Вот сожгли семь волшебных растений, орошенных кровью невинного младенца, и пепел развеяли на семь сторон мира.
Вот привиделся ему хоровод пресмыкающихся и громадных жаб, влекших за собой на соломенных канатах священное дерево, и среди издевательств и оплевываний, среди адского хора насмешек и кощунств разломали дерево в щепки, растоптали и бросили под копыта статуй.
Вот, точно порождение безумного мозга, возникла толпа неописуемых чудовищ, воющее стадо ужасных призраков, вампиров и ларв, несущих на крышках истлевших гробов светлый символ; с диким криком, ругательствами и воем они повергли его перед Бафометом.
Вот стали выползать на свет как бы все чудовища средневековых соборов, все тени искушений и страха, таящиеся в душах святых; появлялись угрюмые, молча неся книги, символы, изображения и бросали все это, воздвигая один громадный костер. Семь кровавых молний брызнуло из глаз Бафомета, семь громов ударило в костер, взвилось пламя, и все адские призраки ринулись в дикую, необузданную пляску.
Едкий черный дым заслонил фигуру Дэзи, взвиваясь высоко кверху черными столбами и наполняя пещеру тяжелой, непроницаемой мглой.

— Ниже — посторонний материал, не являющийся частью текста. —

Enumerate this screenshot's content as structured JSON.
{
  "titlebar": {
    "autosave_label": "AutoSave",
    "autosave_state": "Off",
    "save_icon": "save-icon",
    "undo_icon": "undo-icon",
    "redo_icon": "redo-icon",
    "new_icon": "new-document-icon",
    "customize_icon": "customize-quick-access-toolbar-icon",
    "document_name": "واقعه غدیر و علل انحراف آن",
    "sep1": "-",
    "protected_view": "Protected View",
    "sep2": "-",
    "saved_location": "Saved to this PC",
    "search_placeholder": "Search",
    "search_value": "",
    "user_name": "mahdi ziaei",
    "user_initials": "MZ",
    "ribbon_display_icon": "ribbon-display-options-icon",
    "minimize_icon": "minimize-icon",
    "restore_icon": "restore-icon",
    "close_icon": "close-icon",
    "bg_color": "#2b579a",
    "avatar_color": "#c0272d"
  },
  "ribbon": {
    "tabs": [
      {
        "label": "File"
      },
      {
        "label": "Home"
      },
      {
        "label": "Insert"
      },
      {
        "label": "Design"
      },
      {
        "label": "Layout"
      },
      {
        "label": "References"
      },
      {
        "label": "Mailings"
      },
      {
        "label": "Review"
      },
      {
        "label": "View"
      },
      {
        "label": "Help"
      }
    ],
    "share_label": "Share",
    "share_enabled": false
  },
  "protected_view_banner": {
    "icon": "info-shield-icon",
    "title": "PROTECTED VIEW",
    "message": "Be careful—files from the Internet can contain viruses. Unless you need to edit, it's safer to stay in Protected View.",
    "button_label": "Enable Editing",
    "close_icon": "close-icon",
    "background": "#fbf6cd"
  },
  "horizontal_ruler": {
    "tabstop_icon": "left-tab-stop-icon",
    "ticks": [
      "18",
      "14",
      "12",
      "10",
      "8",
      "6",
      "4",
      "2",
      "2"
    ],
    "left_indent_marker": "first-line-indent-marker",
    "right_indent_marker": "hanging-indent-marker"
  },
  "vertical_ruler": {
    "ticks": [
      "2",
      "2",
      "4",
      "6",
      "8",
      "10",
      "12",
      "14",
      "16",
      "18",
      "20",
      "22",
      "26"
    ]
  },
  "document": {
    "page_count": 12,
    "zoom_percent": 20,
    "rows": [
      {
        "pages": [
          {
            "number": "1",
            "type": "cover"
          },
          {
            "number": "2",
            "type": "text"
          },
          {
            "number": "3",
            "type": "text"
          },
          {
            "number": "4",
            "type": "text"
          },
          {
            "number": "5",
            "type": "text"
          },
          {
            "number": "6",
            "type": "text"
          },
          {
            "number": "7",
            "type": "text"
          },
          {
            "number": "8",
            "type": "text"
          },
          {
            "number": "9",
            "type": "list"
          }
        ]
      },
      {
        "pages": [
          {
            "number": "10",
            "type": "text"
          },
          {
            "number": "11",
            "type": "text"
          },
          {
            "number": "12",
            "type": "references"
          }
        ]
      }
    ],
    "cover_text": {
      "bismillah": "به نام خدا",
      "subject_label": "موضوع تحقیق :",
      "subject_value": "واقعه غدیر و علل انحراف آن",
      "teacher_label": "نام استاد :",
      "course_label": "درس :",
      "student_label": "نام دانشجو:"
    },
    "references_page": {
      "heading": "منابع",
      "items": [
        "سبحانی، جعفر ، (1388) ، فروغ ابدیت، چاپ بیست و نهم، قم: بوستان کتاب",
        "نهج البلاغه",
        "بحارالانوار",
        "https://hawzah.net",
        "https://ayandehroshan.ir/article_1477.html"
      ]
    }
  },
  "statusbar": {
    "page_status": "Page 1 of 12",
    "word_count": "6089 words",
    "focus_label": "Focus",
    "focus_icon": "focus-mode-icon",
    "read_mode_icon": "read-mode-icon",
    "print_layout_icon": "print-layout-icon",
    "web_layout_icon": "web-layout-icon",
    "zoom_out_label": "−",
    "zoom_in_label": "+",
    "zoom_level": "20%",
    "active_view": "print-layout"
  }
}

А Зенон склонился, как бы заглядывая в бездну неизвестного мира, прислушиваясь к тайнам, и глаза его души впервые переступили свой тесный горизонт, свою глупую, ленивую мысль, перешли за грань осязаемых дел и вещей. Впервые стремились они по каким-то необозримым пространствам, по каким-то волшебным далям, по бесконечным высотам и безднам. Он рванулся, ослепленный, полный внутренней благоговейной тишины предчувствий и видений. Душу его овеяло дыхание бессмертной силы.